Syritsyn is one of about 15 students and recent alumni to join the Center for Entrepreneurship and the Liberal Arts (CELA), a new program offered through the Annapolis campus’ Career Services office. The initiative was conceived of by Steve Virgil (A88), who was part of a similar program at Wake Forest, where he teaches law. 

“We worked with [Virgil] to develop it as a supplement to the Great Books program that gives students the foundation and background to create their own businesses,” says Jaime Dunn, director of Career Services, who runs the program on campus. “We have readings and speakers that talk about the nuts and bolts of business: marketing, ethics, management, accounting … we hope that they’ll stick with it and will have a final product that they’ll launch.”

Syritsyn, for his part, is experimenting with a method for maturing wine in three months (rather than the regular 15) without “detriment to taste.” His project combines elements learned from the Program with CELA’s more technical aspects.

“It’s wonderful that there is an opportunity for this sort of program,” he says.

In Santa Fe, business-minded students have started their own venture with help from the Office of Personal and Professional Development: the SJC Consulting Club.

“In my conversations with alumni, they all agreed that an SJC education is the best preparation for a career in consulting,” says Avinash Kumar (SF21), one of the club’s founders. “The challenges in consulting are similar to what we face in the Program. Every single project is a different journey, and you have to deal with ideas from a multitude of disciplines while preserving rigor in whatever you do.”

Kumar says he began the club “selfishly;” after discovering St. John’s, he put aside his plans to become an aerospace engineer and decided to pursue consulting. 

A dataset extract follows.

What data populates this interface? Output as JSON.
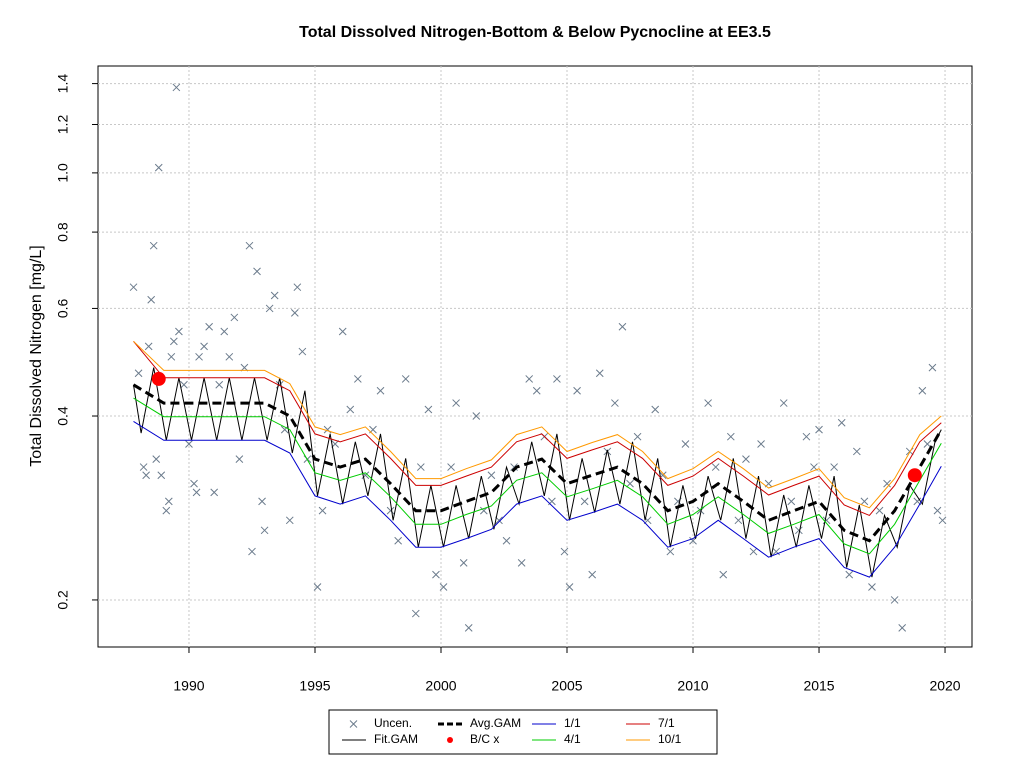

“The career options that SJC opens are different,” he says. “In a way, it gets me closer to actually leading, actually making a difference.”

Kumar joined forces with three other students—Aviral Chawla (SF21), Anjelo Reyes (SF21), and Wesley Weissend (SF21)—and formed the Consulting Club. Though the club is in its early stages, Kumar says he and his colleagues plan to implement a speaker series featuring alumni who work in consulting and can speak to the recruiting process and job challenges. They are planning student-led series of workshops, too, in which participants can begin to understand what it means to be a consultant by being given a case and attempting to solve it by articulating problems and coming up with solutions.

Their eventual goal is to be able to put their work into practice by doing pro bono work for local businesses and nonprofits, though Kumar says they’re being realistic.

“We’re just starting off. We’re learning on the job,” he says. “We can’t just go into a Fortune 500 company and say we can offer help, but we can use our Johnnie experience to impact these multifaceted problems. We can look at reports and stories without much background and make sense of it, like Johnnies do.”